Bard College’s Second Annual Stuart Stritzler-Levine Lecture in Common Decency to Be Held on October 19
Wendy Brown, UPS Foundation professor in the School of Social Science at the Institute for Advanced Study in Princeton, NJ, will deliver the lecture. Photo by WB Damon Young
The talk will explore how the crises of both democracy and ecology that beset us today can only be addressed by considering how both overlap. With a focus on the money and power behind the construction of the Atlanta Public Safety Training Center, commonly known as Cop City, a police and fire services training campus in Georgia, the lecture will examine the parameters of political repair that could address this overlap.
The annual lecture is supported by the President’s Office, the Office of the Dean of the College, and the Office of Development and Alumni/ae Affairs.
Wendy Brown is a political theorist who works across the history of political thought, political economy, Continental philosophy, cultural theory, and critical legal theory. Brown investigates the subterranean powers shaping contemporary Euroatlantic polities, with particular attention to the political identities, subjectivities, and expressions they spawn. She is the author or coauthor of a dozen books, including States of Injury: Power and Freedom in Late Modernity; Regulating Aversion: Tolerance in the Age of Identity and Empire; Walled States, Waning Sovereignty; Undoing the Demos: Neoliberalism’s Stealth Revolution; and In the Ruins of Neoliberalism: The Rise of Antidemocratic Politics in the West. Across her work, Brown aims to illuminate powers unique to our era and the predicaments they generate for democratic thought and practice.
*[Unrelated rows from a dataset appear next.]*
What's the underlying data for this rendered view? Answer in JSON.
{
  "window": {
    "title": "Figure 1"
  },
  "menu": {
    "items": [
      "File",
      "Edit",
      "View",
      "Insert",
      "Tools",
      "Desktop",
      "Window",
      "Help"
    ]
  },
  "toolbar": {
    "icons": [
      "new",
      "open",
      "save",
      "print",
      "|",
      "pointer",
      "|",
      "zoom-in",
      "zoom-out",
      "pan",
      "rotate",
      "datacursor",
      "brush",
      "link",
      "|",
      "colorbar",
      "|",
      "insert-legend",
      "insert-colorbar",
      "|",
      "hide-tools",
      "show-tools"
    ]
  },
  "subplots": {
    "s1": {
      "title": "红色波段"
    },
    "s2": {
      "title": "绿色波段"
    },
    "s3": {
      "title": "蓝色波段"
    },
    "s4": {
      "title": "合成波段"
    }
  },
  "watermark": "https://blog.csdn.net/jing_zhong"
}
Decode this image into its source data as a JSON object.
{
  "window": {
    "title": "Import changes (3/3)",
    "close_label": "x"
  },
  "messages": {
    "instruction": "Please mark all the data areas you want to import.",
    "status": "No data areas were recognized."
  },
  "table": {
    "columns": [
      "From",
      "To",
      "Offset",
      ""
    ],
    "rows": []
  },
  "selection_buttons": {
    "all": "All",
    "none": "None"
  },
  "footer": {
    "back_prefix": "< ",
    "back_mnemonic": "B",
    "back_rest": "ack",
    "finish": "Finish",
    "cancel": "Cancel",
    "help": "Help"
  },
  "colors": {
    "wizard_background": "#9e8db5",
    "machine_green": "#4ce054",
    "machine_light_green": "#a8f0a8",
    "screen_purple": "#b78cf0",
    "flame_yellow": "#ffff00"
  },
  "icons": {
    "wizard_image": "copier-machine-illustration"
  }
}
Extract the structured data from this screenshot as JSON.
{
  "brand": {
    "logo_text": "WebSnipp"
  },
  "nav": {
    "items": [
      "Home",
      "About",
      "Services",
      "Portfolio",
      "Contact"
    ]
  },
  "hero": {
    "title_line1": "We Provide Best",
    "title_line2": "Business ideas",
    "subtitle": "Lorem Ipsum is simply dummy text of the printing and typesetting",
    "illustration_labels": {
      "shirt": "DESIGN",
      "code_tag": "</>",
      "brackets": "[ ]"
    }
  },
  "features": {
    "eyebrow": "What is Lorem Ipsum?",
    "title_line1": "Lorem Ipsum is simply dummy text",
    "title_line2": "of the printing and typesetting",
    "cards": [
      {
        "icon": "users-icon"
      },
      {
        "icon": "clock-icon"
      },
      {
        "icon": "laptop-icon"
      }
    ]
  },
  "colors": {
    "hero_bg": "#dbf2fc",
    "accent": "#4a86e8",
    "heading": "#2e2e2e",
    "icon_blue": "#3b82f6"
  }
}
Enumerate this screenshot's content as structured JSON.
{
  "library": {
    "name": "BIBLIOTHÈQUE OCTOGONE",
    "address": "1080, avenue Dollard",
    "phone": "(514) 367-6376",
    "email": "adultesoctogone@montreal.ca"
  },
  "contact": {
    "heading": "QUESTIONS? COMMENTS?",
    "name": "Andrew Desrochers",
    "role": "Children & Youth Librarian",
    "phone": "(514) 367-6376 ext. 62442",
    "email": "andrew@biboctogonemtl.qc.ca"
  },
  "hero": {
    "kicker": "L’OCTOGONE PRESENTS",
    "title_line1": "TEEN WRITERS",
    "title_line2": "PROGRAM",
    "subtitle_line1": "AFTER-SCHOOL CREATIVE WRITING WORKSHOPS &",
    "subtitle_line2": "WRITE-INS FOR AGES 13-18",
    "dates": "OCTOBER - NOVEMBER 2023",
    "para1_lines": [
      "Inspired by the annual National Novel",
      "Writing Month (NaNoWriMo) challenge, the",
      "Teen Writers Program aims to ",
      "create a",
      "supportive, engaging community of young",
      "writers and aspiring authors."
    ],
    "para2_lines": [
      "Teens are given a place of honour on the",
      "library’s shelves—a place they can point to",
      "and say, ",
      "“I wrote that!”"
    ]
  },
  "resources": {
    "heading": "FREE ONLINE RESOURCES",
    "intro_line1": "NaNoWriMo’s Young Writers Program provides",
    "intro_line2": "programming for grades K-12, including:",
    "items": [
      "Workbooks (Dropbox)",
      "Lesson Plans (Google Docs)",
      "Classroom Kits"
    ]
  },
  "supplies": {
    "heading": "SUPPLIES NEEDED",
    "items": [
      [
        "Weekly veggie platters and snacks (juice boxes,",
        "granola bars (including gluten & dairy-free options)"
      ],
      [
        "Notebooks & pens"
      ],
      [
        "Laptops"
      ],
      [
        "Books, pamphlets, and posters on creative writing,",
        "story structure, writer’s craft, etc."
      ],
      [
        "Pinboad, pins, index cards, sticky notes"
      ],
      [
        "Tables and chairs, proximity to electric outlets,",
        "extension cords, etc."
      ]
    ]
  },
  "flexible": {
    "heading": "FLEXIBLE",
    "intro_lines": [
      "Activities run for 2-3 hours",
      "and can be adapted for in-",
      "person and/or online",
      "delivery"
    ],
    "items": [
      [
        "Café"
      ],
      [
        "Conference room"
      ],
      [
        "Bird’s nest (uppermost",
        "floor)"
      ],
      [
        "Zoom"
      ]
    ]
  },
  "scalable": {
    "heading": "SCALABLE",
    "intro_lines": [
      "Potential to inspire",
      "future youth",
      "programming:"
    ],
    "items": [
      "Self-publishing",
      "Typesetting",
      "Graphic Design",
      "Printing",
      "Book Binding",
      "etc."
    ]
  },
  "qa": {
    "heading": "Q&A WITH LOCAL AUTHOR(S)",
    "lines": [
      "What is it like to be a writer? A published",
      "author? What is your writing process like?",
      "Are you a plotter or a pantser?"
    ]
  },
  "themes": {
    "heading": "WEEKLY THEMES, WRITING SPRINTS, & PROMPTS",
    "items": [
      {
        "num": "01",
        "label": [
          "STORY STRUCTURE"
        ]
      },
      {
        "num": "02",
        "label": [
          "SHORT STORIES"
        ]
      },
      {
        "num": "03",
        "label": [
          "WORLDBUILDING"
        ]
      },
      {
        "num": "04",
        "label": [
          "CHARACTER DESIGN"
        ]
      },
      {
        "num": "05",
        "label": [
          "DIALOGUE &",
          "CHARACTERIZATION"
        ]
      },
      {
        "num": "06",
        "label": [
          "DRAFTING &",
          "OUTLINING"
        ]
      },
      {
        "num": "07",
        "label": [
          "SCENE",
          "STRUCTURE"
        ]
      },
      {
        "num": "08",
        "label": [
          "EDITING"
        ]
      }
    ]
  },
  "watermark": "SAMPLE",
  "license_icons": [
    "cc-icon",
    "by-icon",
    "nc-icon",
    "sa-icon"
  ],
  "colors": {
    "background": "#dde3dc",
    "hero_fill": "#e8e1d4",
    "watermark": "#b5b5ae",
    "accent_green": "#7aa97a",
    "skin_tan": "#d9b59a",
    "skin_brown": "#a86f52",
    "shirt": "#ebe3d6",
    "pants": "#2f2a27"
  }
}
Stuart Stritzler-Levine, professor emeritus of psychology and dean emeritus, died in May 2020. Stritzler-Levine, who joined the Bard faculty in 1964 and devoted 56 years of continuous service to Bard, was dean of the College from 1980 to 2001. In those 21 years he oversaw innovations in the admission process, particularly the Immediate Decision Plan; the rapid growth of Bard’s enrollment and curriculum; and the College’s expansion into graduate education. He served as Dean of Studies at Bard High School Early College Manhattan from 2003 to 2009, then returned to teaching at Bard and at Simon’s Rock.